"And, of course, you'll take me into your confidence completely?"
"When the time comes. Half the fun in an adventure is the element of the
unexpected," said Cutty.
"Where did you first meet Stefani Gregor?"
Captain Harrison laughed. He liked this girl. She was keen and could
be depended upon, as witness last night's work. Her real danger lay in
being conspicuously pretty, in looking upon this affair as merely a kind
of exciting game, when it was tragedy.
"What makes you think I know Stefani Gregor?" asked Cutty, genuinely
curious.
"When I pronounced that name you whirled upon me as if I had struck
you."
"Very well. When we learn who Two-Hawks is I'll tell you what I know
about Gregor. And in the meantime you will be ceaselessly under guard.
You are an asset, Kitty, to whichever side holds you. Captain Harrison
is going to stay for dinner. Won't you join us?"
"I'm going to a studio potluck with some girls. And it's time I was on
the way. I'll let your Tony Bernini know. Home probably at ten."
Cutty went with her to the elevator and when he returned to the tea
table he sat down without speaking.
"Why not kidnap her yourself," suggested Harrison, "if you don't want
her in this?"
"She would never forgive me."
"If she found it out."
"She's the kind who would. What do you think of her, Miss Frances?"

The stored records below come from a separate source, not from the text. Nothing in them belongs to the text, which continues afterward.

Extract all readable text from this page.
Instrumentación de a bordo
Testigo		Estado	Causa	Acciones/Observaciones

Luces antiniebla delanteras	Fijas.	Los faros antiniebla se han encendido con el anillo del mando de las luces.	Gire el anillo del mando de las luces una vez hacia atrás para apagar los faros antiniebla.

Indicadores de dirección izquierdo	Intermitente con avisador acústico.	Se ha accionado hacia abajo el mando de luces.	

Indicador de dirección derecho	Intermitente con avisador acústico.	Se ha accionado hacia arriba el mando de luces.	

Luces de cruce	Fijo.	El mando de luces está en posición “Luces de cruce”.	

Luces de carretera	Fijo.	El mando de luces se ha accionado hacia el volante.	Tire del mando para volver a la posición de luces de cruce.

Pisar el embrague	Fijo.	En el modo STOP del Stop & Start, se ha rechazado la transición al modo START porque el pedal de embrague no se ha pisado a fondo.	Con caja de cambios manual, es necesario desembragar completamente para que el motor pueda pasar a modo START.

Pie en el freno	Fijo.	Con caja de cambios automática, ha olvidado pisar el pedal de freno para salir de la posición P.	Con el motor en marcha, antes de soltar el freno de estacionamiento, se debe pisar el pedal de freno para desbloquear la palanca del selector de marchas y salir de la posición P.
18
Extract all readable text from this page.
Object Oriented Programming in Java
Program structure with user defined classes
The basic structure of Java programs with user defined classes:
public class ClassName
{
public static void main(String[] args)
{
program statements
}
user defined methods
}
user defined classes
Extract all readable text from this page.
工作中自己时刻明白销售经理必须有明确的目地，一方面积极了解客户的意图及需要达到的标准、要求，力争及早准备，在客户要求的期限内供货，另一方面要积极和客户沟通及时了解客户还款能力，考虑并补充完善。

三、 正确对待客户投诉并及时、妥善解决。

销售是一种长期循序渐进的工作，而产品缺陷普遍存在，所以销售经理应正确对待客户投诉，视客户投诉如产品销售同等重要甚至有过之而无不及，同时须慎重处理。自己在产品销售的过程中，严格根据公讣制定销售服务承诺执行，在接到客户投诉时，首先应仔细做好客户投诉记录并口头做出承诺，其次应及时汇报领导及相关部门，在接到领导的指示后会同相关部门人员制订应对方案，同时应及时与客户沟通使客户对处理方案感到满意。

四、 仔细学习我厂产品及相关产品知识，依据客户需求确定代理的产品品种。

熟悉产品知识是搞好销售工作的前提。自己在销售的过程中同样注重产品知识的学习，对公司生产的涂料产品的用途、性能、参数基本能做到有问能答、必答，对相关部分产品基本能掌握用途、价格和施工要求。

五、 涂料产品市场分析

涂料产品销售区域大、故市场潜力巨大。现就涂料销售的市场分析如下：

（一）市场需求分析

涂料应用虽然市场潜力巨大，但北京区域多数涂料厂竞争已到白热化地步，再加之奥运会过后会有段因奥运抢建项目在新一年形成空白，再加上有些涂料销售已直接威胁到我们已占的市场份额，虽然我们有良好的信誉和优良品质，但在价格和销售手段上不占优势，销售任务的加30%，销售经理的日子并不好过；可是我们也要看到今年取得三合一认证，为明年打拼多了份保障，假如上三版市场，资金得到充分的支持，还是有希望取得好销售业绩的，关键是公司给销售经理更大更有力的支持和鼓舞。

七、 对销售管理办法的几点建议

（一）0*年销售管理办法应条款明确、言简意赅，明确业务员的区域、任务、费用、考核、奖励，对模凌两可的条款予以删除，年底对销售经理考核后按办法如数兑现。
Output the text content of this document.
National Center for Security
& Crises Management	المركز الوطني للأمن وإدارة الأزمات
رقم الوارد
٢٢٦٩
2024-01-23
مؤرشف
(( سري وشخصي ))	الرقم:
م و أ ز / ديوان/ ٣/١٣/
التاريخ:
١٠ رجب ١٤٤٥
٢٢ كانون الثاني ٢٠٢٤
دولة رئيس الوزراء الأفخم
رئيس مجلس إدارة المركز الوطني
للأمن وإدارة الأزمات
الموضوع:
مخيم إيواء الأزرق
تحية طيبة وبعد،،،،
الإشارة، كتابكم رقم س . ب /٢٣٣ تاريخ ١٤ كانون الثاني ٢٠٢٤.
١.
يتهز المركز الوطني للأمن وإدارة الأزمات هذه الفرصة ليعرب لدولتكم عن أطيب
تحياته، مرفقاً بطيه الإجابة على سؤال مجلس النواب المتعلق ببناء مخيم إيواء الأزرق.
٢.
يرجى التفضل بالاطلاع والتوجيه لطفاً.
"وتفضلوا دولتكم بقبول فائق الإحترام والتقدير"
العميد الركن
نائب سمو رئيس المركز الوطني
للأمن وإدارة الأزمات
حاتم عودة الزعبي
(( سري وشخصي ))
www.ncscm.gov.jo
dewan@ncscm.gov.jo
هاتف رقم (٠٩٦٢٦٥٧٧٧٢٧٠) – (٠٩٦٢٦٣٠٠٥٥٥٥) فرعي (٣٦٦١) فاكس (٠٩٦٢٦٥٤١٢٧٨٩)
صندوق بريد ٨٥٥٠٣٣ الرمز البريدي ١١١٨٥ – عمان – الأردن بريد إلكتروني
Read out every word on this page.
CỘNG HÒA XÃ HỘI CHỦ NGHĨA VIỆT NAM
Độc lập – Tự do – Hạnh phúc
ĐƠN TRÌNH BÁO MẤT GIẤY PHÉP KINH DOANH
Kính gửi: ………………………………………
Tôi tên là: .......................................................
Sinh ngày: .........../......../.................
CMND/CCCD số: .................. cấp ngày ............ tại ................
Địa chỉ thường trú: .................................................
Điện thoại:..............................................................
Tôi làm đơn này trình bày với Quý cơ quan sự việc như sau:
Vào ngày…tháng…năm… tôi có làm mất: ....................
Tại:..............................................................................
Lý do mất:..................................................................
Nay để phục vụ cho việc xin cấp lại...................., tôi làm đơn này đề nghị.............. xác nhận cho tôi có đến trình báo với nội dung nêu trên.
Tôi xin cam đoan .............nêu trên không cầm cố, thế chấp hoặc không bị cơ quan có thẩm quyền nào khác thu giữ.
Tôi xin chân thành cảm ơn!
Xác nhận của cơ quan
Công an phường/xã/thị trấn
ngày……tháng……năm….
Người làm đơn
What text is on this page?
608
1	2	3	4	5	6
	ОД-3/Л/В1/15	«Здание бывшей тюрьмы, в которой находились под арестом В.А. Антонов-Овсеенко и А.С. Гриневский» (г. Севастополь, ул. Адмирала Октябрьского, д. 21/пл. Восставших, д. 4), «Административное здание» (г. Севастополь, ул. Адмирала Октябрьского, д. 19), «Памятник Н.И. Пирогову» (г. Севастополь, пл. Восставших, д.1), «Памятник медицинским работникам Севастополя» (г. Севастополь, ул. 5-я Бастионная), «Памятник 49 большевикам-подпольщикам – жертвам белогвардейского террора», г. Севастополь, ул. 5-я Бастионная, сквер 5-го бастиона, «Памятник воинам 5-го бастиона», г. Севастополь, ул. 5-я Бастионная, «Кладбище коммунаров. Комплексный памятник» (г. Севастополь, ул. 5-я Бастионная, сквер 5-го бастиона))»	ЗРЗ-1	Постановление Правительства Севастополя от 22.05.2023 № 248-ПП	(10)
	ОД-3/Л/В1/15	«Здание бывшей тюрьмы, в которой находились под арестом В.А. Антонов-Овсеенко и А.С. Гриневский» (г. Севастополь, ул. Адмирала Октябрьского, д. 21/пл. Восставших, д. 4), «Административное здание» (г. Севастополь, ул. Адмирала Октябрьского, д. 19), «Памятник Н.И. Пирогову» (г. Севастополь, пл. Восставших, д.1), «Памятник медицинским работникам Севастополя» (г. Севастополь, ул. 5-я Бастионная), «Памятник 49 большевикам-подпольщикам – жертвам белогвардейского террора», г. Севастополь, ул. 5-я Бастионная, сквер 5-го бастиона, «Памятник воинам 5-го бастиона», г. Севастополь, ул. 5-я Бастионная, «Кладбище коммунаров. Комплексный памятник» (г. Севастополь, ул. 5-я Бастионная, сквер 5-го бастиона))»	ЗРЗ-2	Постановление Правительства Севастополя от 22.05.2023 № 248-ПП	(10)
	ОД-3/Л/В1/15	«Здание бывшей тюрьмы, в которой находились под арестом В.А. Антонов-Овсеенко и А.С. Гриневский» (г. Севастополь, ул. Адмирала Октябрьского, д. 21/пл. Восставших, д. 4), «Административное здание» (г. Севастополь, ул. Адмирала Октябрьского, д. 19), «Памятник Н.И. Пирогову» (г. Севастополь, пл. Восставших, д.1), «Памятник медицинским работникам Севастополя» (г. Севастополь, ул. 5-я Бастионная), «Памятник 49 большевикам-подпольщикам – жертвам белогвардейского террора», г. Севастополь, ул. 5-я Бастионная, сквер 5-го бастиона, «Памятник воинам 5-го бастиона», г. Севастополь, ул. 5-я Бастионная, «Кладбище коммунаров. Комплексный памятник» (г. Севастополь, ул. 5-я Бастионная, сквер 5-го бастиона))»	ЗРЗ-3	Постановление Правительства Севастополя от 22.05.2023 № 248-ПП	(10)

"I think she is wonderful. Frankly, I should tell her everything--if
there is anything more to be told."
When dinner was over, the nurse gone back to the patient and Captain
Harrison to his club, Cutty lit his odoriferous pipe and patrolled the
windows of his study. Ever since Kitty's departure he had been mulling
over in his mind a plan regarding her future--to add a codicil to his
will, leaving her five thousand a year, so Molly's girl might always
have a dainty frame for her unusual beauty. The pity of it was that
convention denied him the pleasure of settling the income upon her at
once, while she was young. He might outlive her; you never could tell.
Anyhow, he would see to the codicil. An accident might step in.
He got out his chrysoprase. In one corner of the room there was a large
portfolio such as artists use for their proofs and sketches; and from
this he took a dozen twelve-by-fourteen-inch photographs of beautiful
women, most of them stage beauties of bygone years. The one on top
happened to be Patti. The adorable Patti!... Linda, Violetta, Lucia.
Lord, what a nightingale she had been! He laughed laid the photograph
on the desk, and dipped his hand into a canvas bag filled with polished
green stones which would have great commercial value if people knew more
about them; for nothing else in the world is quite so beautifully green.